靈蘭之室 茶餘酒後

   ……休息している閑な時間

点と線

 現在の常識では、ツボと経脈の関係はどういうことになっているのだろう。全てのツボが経脈に属して、言い換えれば経脈はツボとツボをつなぐ線ということだろうか。譬えて言えば、鉄道の線路に沿って点々と駅が有る。いくつかの駅にはいくつかの本線が関係するが、基本的には駅はナントカ線の駅である。
 これは少し違うんじゃないか。
 飛行機の航路と空港と譬えたほうがまだしも、かも知れない。
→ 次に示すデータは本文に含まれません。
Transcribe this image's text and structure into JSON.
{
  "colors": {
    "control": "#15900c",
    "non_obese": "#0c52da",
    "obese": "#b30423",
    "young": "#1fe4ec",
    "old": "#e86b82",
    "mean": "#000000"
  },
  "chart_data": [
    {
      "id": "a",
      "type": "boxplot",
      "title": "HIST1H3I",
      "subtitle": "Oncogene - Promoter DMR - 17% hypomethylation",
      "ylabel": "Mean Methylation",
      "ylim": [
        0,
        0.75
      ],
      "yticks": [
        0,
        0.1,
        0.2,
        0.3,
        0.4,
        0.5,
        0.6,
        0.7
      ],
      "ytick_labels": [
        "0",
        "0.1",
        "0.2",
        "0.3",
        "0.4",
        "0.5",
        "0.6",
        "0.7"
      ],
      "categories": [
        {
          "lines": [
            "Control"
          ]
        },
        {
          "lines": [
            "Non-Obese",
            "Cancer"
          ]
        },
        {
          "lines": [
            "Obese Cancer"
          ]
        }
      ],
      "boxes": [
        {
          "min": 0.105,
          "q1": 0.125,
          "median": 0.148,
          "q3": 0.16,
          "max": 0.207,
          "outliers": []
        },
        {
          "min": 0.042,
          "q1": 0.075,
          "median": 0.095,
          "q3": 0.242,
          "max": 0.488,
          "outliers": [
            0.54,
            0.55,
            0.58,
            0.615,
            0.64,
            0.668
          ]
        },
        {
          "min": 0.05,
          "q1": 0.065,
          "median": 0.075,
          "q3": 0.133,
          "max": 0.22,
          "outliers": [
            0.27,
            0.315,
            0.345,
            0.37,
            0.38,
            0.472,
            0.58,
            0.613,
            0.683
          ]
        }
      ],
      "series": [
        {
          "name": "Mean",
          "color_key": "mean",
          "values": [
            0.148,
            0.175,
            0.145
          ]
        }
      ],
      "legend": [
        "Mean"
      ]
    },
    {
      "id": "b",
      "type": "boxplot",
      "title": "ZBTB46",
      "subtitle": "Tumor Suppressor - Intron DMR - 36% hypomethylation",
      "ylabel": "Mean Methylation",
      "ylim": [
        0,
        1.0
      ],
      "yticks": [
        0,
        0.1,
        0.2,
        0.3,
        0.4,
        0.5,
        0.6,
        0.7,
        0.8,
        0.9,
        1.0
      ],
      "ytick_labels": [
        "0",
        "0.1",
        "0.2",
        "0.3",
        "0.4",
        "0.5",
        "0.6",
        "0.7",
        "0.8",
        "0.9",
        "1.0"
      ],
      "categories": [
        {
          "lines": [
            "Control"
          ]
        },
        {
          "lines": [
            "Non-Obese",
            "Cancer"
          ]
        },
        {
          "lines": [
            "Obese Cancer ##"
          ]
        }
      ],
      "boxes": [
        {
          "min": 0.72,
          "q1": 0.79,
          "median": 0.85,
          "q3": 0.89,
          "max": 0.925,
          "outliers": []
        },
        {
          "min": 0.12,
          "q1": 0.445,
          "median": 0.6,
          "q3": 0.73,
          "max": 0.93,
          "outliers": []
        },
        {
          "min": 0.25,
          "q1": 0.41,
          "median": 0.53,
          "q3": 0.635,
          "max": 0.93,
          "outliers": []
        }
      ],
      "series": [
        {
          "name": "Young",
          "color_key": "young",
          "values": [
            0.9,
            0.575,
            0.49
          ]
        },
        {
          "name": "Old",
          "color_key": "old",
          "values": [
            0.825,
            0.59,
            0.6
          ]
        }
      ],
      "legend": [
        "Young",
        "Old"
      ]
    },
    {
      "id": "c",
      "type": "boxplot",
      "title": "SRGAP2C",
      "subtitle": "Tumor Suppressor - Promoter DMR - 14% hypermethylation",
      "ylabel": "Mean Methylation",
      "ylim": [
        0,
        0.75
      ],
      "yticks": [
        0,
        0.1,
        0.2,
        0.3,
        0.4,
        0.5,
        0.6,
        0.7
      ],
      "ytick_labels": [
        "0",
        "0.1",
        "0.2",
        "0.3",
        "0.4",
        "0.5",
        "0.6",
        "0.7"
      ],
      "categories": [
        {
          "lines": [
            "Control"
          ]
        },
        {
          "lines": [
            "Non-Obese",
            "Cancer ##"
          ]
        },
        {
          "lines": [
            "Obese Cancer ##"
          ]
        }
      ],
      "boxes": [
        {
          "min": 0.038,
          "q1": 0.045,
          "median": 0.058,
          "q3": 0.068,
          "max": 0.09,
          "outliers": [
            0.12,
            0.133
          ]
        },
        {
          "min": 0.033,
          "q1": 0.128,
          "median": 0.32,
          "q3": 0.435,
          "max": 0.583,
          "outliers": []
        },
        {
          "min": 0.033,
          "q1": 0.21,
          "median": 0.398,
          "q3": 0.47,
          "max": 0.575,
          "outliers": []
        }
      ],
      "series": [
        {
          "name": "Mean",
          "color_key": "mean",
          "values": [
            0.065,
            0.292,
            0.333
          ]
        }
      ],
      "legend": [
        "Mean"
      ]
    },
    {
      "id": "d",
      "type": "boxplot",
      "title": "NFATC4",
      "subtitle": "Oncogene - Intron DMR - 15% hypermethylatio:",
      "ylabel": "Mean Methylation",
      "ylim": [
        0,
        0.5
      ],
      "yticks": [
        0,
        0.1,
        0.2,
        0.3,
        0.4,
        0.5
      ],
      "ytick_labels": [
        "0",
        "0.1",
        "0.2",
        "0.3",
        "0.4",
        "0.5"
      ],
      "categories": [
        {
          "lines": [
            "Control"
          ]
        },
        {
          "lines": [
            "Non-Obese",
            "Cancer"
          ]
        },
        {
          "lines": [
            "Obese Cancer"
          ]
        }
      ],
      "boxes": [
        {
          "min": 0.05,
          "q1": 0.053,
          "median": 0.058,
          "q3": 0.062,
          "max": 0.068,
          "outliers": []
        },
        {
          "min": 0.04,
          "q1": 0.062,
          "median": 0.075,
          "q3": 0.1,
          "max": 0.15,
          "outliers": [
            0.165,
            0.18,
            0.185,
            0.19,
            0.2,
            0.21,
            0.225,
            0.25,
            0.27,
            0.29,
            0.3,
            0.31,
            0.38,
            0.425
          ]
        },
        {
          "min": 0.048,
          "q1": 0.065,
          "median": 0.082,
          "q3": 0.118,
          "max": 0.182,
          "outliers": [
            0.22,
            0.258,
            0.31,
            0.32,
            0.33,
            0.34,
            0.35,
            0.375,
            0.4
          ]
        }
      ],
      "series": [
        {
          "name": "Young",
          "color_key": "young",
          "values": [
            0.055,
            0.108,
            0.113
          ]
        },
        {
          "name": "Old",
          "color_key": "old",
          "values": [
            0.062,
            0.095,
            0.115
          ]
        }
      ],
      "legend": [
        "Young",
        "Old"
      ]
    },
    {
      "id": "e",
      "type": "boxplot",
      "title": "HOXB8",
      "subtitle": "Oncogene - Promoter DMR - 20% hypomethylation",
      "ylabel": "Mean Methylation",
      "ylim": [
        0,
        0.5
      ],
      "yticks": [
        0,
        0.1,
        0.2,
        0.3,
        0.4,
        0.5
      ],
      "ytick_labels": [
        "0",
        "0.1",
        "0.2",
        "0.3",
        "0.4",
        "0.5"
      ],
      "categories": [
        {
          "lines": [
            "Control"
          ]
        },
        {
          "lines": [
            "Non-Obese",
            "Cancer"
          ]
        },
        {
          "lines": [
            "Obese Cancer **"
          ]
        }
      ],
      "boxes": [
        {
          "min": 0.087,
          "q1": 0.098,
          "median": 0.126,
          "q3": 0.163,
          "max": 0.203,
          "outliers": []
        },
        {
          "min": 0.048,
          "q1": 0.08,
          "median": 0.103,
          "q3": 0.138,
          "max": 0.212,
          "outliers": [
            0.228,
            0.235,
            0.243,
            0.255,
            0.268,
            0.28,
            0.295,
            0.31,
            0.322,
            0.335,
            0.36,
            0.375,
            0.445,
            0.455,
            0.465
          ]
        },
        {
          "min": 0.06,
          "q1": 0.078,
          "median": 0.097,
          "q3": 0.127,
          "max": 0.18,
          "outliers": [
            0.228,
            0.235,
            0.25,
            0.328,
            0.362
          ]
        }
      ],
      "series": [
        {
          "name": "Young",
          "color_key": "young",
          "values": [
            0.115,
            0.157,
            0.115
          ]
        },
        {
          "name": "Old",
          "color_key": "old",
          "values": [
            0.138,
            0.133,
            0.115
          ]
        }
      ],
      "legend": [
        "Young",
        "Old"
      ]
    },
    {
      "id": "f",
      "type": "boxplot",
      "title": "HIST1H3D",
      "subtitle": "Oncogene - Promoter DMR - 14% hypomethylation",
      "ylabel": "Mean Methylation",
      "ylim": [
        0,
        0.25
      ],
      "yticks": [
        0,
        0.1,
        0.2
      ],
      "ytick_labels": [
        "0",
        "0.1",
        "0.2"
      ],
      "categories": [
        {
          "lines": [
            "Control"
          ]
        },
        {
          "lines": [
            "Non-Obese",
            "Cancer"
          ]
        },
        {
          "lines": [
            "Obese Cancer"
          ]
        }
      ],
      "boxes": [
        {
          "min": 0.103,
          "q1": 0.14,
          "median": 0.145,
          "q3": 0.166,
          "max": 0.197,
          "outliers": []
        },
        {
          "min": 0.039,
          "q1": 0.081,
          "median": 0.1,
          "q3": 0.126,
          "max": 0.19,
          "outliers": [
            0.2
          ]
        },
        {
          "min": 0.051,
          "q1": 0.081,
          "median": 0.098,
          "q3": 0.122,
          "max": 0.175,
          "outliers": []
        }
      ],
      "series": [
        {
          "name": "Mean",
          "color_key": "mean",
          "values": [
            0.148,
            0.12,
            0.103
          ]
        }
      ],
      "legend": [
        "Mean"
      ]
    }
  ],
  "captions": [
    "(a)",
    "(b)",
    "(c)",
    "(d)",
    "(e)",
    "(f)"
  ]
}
つまり成田空港から首都空港へ飛ぶ。上空を経由したところで、浦東空港に降りなければ、上海とは直接の関係はない。
 なんでこんなふうに考えるかというと、経脈説発想の起源は、原穴と五蔵、下合穴と六府を結ぶモノ、つまり、診断と治療のポイントと患部をつなぐライン、これが一つ。もう一つは根結とか標本、つまり四肢末端近くの起点と躯幹や頚部の止点の関係。本輸と頚周りの諸穴もおそらくは同じ仲間でしょう。で、実際には診断と治療のポイントと患部の関係というのは、身体のあちらこちらに有って、それぞれに両者をつなぐラインが有ったわけだけれど、手足陰陽の十二条の経脈にまとめ上げる過程では、それはまあ経由域のポイントを支配下に組み込んでいった。
 ここでややこしいのは、古代中国の人々というのは、かなり極端に即物的な思考の持ち主だったみたいで、つなぐラインが有るということは、そういうモノが有るということだ、そうなるとそれは当然血管である。血管という具体的なモノとの関係で、これはこれにあれはあれにと配属が決まってくれば、人の思考習慣としては、駅と駅とをつないで線路がひかれたという感覚になる。実際には多くの場合はノンストップの直行列車だったと思うんですがね。
 で、ツボは十二経脈上に在るのが当然ということになると、今度は経脈はツボをつないで記述されるようになる。行き着くところの一つの成果が、つまり『十四経発揮』であって、えらくありがたがる人もいるらしいけれど、私はあんまり好きじゃない。特に腹部や背部の諸穴が、内部を行く経脈に隷属しているなんて思えない。重要とされる募穴や腧穴が、別の五蔵六府を冠した脈に属しているなんて気持ちが悪い。そもそも経脈篇の循環も眉唾だと思っている。下って大腸を絡うとか、小腸を絡うとか、そんなの蔵と府を表裏にして、その表裏関係を陰陽表裏にのっけたかっただけでしょう。太陰と陽明は表裏だけれど、肺と手太陰の関係はともかくとして、大腸と手陽明なんてほとんど全く関係ないでしょう。心と手少陰の関係はともかくとして、小腸と手太陽なんてほとんど全く関係ないでしょう。肺と大腸、心と小腸の表裏関係の起源がはっきりしないから、その妥当性はどう評価したらいいのか微妙なところだけれど。